Within the elements of the taxation system, the most hated was the gabelle, the tax on salt; so much so that the term gabeleur (which we see in the extract) came to be used as an abusive term for all tax collectors. The gabelle was an important source of royal revenue, and there existed a substantial network of warehouses and officials through which it was administered. The burden of the salt tax varied widely across defined regions of France; the Agenais was part of the pays rédimés, in which no gabelle was levied because of a ‘redemption’ payment in 1549. The extract tells us of a ‘rumour of the gabelle’ triggering the riot in Agen, and further research would perhaps show that a revision of its rédimés status was contemplated.
At the time of the riot, Louis XIII, with Richelieu, was increasing the cost of that most costly of state enterprises, war, by a new (May 1635) enterprise against Spain. It may be that taxing salt in the Agenais was one proposal for wringing more funds from a reluctant people; if so, it proved an elusive target. The loose binding of the provinces making up ‘France’ is epitomised in the history of the Agenais, which only accepted French vassalage in 1325, and became formally French after 1453. It was therefore natural that opposition to central authority should exist, perhaps reinforced in the town of Agen by a long-established custom of rule by its own ‘consuls’.
We may speculate as to the genuineness of the rumour, and of the role of the local authorities, who often intentionally provoked - and then suppressed - riots as a way of demonstrating to the royal authorities that the trouble of an imposition would be more than it was worth. If indeed this riot were a put-up job, then it surely went further, and had more frightful consequences, than the consuls can have imagined.
It is within its historical context, briefly sketched above, that we must consider the document before us, formally prepared by the Agen authorities. It records a serious and organised civil disturbance which took twenty-four lives and ended in a humiliating official climb‑down.
Now, to what extent is this a truthful account, bearing in mind the presumed antagonism of the councillors to the royal authority? Certainly the persons named as killed did actually die – the writers would not invent readily-checked false deaths. But the stirring cries of ‘Long live the king’ are perhaps an invention, as the report may be aimed at ingratiation with the royal authorities, who submitted a report of their own (which, incidentally, confirms the main facts in our document). It is clear that the focus of the mob’s aggression is the royal officials and their associated tax farmers. The councillors show themselves keen to establish order, though it is puzzling that they can effectively man ‘the five gates and …the St. Caprazy church’ with the town in the hands of the mob. We can discern a degree of common cause, opposed to royal elements such as ‘Messieurs of the Chamber’, between the mob and the authors of the report.

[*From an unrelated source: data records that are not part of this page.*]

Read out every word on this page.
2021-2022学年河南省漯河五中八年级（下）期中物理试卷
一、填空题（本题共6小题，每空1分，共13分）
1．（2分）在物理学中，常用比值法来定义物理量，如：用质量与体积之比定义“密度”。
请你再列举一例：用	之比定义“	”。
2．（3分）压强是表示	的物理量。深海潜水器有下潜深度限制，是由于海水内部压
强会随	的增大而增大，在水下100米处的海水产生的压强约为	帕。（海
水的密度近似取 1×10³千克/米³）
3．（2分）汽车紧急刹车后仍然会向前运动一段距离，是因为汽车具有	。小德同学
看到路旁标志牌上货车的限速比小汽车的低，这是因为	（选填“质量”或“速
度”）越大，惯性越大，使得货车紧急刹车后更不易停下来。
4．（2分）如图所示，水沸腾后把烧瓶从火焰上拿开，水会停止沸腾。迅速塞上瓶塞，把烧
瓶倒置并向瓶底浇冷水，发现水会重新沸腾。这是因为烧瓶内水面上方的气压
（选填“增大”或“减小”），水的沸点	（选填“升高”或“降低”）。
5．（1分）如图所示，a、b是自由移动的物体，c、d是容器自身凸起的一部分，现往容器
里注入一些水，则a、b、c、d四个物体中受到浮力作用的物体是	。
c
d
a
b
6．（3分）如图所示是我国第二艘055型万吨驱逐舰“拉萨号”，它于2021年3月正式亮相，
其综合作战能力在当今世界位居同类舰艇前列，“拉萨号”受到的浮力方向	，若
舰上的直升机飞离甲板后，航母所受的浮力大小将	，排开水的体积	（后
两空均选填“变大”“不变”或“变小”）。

Then we consider the promulgation of pardon, drawn up, we note, by the royal elements. We read that ‘the mob discussed whom they intended to kill’, and that ‘everything would have been put to fire and blood’. We picture the scene in the town hall, and imagine the councillors advising the officials that there is really no alternative to granting the amnesty. This would be the more readily accepted since, as suggested in Bonney, the surrounding country was also in a state of unrest; the officials would no doubt be glad of safe lodging in fortified Agen.
This riot can be seen as a small portent of the more serious and widespread disturbances of the Frondes, thirteen years later, directed against Louis XIII’s even more ambitious successor. Towns such as Agen deploy their own ordnance and militia, and these were used in our example to (apparently) suppress an active and courageous body of citizens. Were authorities and citizens on the same side, we should see part of a serious military force.
Bonney, R.(1988) Society and Government in France under Richelieu and Mazarin http://www.le.ac.uk/hi/bon/resources/bourb/Socgov/Texts/Doc251.html
Briggs, R.(1998)  Early Modern France 1560-1715, Oxford, Oxford University Press.
Collins, J.(1995)  The State in Early Modern France, Cambridge,Cambridge University Press.
Kekewich, M.(1994) Princes and Peoples: France and the British Isles, 1620-1714: An Anthology of Primary Sources, Manchester, Manchester University Press.
Laurence, A.(2003) ‘Unit 1: Society and government on the eve of the civil wars’ in A220 Block 1: Traditional Society and the Civil Wars, 1620s-1640s, Milton Keynes, The Open University.
Necker(1781), Compte Rendu, quoted in Encyclopaedia Britannica(1929), Volume 9.